Un avis partagé par la repré­sentante du Slow Food en Egypte qui pense que les villa­geoises améliorent ainsi leurs pratiques d’une agriculture propre, ont accès à de nouveaux marchés et sont directement en relation avec des exportateurs. Ce circuit avec moins d’inter­médiaires leur offre de meilleures conditions écono­miques. « Il faut encourager les bonnes initiatives et soutenir tous ces gens qui travaillent péniblement sans se servir de pesticides ou de conservateurs. Il faut mettre leurs produits en valeur, il faut les présenter par­tout dans le monde et il faut que ces aliments soient connus et se vendent », déclare Ménar Meebed.

Cependant, il faut reconnaître que le Slow Food dépasse le cadre de l’ONG, et sème des graines un peu partout sans que l’on s’en aperçoive. De nou­veaux commerces émergent avec l’idée du retour à la nature, mais sans se revendiquer comme tel. C’est le cas de certains res­taurants qui proposent des menus équilibrés à base de pro­duits frais et souvent issus de l’agriculture locale ou bio. « Il faut défendre l’héritage culi­naire égyptien qui, par ses 7000 ans d’histoire, a subi de nom­breux changements pour deve­nir un véritable melting-pot. Aujourd’hui, le goût de la nour­riture authentique est en voie de disparition. Commencez par comparer le goût d’une molo­khiya de votre grand-mère à celui d’aujourd’hui en conserve. Rien à voir, n’est-ce pas ? Comment intégrer le premier dans son assiette? Avant même d’allumer la cuisinière, il fau­drait prendre conscience de la richesse que nous procure cette terre sur laquelle on piétine. Il est primordial de reconnaître les produits locaux à leur juste valeur et de s’instruire grâce aux idées que prône la philoso­phie du Slow Food, parce que chaque bouchée est un nouvel apprentissage de la cuisine », explique Mossaad Walid, gérant d’un restaurant situé au quartier de Maadi qui prône la cuisine lente. Il essaie de créer des ersatz de « junk food » mais en sain, des cheese-cakes et des cookies végétariens à base de produits frais.
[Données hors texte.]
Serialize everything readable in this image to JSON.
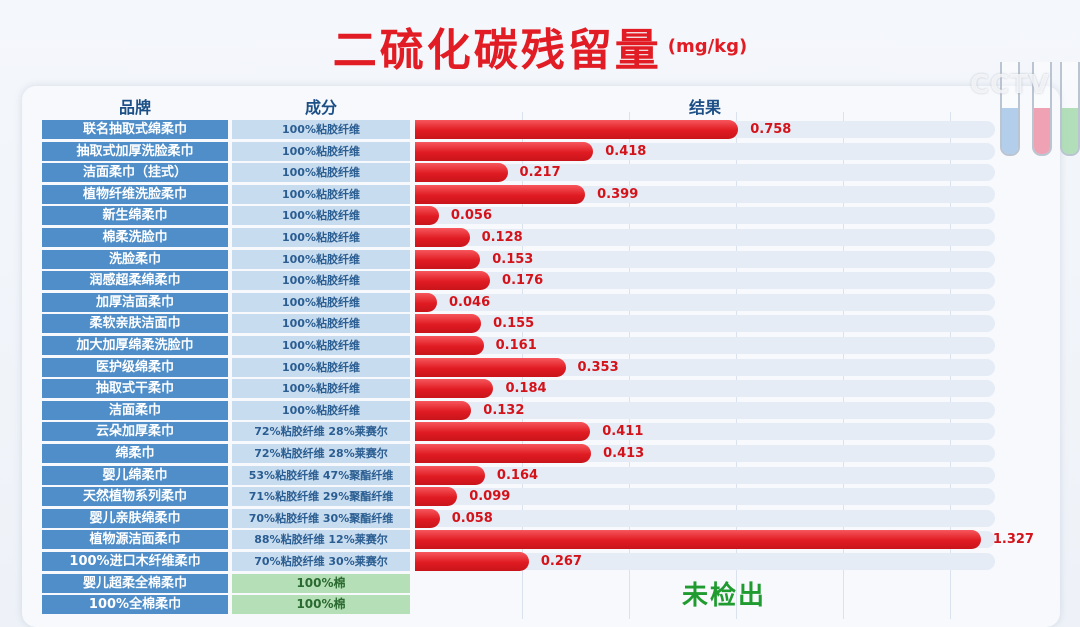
{
  "title": "二硫化碳残留量",
  "unit": "(mg/kg)",
  "watermark": "CCTV",
  "headers": {
    "brand": "品牌",
    "composition": "成分",
    "result": "结果"
  },
  "not_detected_text": "未检出",
  "colors": {
    "bar": "#e01b22",
    "brand_cell": "#4f8ec8",
    "comp_cell": "#c8dcef",
    "nd_cell": "#b5dfb6",
    "title": "#e11c24",
    "nd_text": "#1f9b30"
  },
  "chart_data": {
    "type": "bar",
    "orientation": "horizontal",
    "title": "二硫化碳残留量",
    "unit": "(mg/kg)",
    "xlim": [
      0,
      1.4
    ],
    "rows": [
      {
        "brand": "联名抽取式绵柔巾",
        "composition": "100%粘胶纤维",
        "value": 0.758,
        "label": "0.758"
      },
      {
        "brand": "抽取式加厚洗脸柔巾",
        "composition": "100%粘胶纤维",
        "value": 0.418,
        "label": "0.418"
      },
      {
        "brand": "洁面柔巾（挂式）",
        "composition": "100%粘胶纤维",
        "value": 0.217,
        "label": "0.217"
      },
      {
        "brand": "植物纤维洗脸柔巾",
        "composition": "100%粘胶纤维",
        "value": 0.399,
        "label": "0.399"
      },
      {
        "brand": "新生绵柔巾",
        "composition": "100%粘胶纤维",
        "value": 0.056,
        "label": "0.056"
      },
      {
        "brand": "棉柔洗脸巾",
        "composition": "100%粘胶纤维",
        "value": 0.128,
        "label": "0.128"
      },
      {
        "brand": "洗脸柔巾",
        "composition": "100%粘胶纤维",
        "value": 0.153,
        "label": "0.153"
      },
      {
        "brand": "润感超柔绵柔巾",
        "composition": "100%粘胶纤维",
        "value": 0.176,
        "label": "0.176"
      },
      {
        "brand": "加厚洁面柔巾",
        "composition": "100%粘胶纤维",
        "value": 0.046,
        "label": "0.046"
      },
      {
        "brand": "柔软亲肤洁面巾",
        "composition": "100%粘胶纤维",
        "value": 0.155,
        "label": "0.155"
      },
      {
        "brand": "加大加厚绵柔洗脸巾",
        "composition": "100%粘胶纤维",
        "value": 0.161,
        "label": "0.161"
      },
      {
        "brand": "医护级绵柔巾",
        "composition": "100%粘胶纤维",
        "value": 0.353,
        "label": "0.353"
      },
      {
        "brand": "抽取式干柔巾",
        "composition": "100%粘胶纤维",
        "value": 0.184,
        "label": "0.184"
      },
      {
        "brand": "洁面柔巾",
        "composition": "100%粘胶纤维",
        "value": 0.132,
        "label": "0.132"
      },
      {
        "brand": "云朵加厚柔巾",
        "composition": "72%粘胶纤维 28%莱赛尔",
        "value": 0.411,
        "label": "0.411"
      },
      {
        "brand": "绵柔巾",
        "composition": "72%粘胶纤维 28%莱赛尔",
        "value": 0.413,
        "label": "0.413"
      },
      {
        "brand": "婴儿绵柔巾",
        "composition": "53%粘胶纤维 47%聚酯纤维",
        "value": 0.164,
        "label": "0.164"
      },
      {
        "brand": "天然植物系列柔巾",
        "composition": "71%粘胶纤维 29%聚酯纤维",
        "value": 0.099,
        "label": "0.099"
      },
      {
        "brand": "婴儿亲肤绵柔巾",
        "composition": "70%粘胶纤维 30%聚酯纤维",
        "value": 0.058,
        "label": "0.058"
      },
      {
        "brand": "植物源洁面柔巾",
        "composition": "88%粘胶纤维 12%莱赛尔",
        "value": 1.327,
        "label": "1.327"
      },
      {
        "brand": "100%进口木纤维柔巾",
        "composition": "70%粘胶纤维 30%莱赛尔",
        "value": 0.267,
        "label": "0.267"
      },
      {
        "brand": "婴儿超柔全棉柔巾",
        "composition": "100%棉",
        "value": null,
        "label": ""
      },
      {
        "brand": "100%全棉柔巾",
        "composition": "100%棉",
        "value": null,
        "label": ""
      }
    ]
  }
}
Des consommateurs co-producteurs

Le Slow Food  : Quand manger redevient un plaisir
L’avenir est à la bouffe saine.

Quant à Mona Al-Sabbahi, cuisinière et membre de l’Asso­ciation des chefs égyptiens, elle souhaite défendre plusieurs pro­duits en voie de disparition, comme le pourpier et la mauve comme le font d’ailleurs les Italiens avec leur mozzarelle ou les Français qui luttent pour pré­server les méthodes tradition­nelles de préparation de certains aliments. Elle s’attache à redé­couvrir les potentiels des ali­ments de saison dans des recettes surprenantes. Chez elle, vous pourrez retrouver un plat composé de queue de boeuf, de fromage, de cresson, le tout arrosé de sauce et mis entre deux biscuits ou encore des salades de saison mariant fruits et légumes.
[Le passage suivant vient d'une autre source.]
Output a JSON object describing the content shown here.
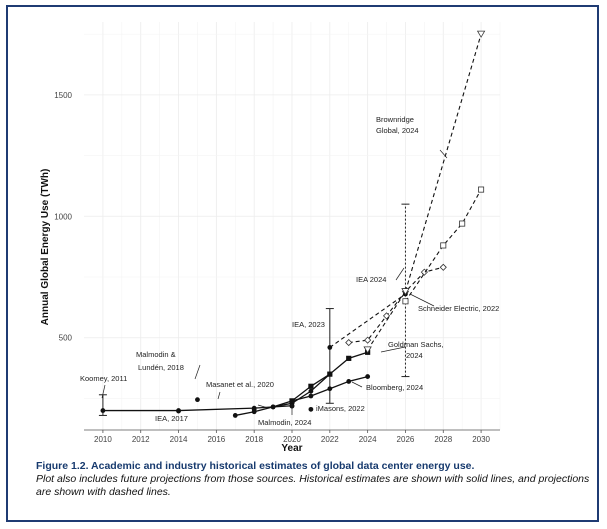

Mais selon Al-Sabbahi, le tableau ne serait pas complet si l’on oubliait le consommateur. Car changer les pratiques ali­mentaires ne se fera effective­ment pas sans ceux qui sont impliqués dans l’histoire, à savoir les mangeurs. « Manger doit être un acte agricole, c’est-à-dire qu’on doit savoir d’où et comment proviennent les ali­ments que nous mettons dans notre bouche. Le plaisir se tra­duit par la connaissance des produits et de ce qu’il y a der­rière les produits. Ainsi, nous devenons des consommateurs co-producteurs, conscients que nos actes peuvent sauver une tradition, protéger un patri­moine qui risque de disparaître, aider de petits producteurs rémunérés à leur juste labeur », conclut Mona A-Sabbahi.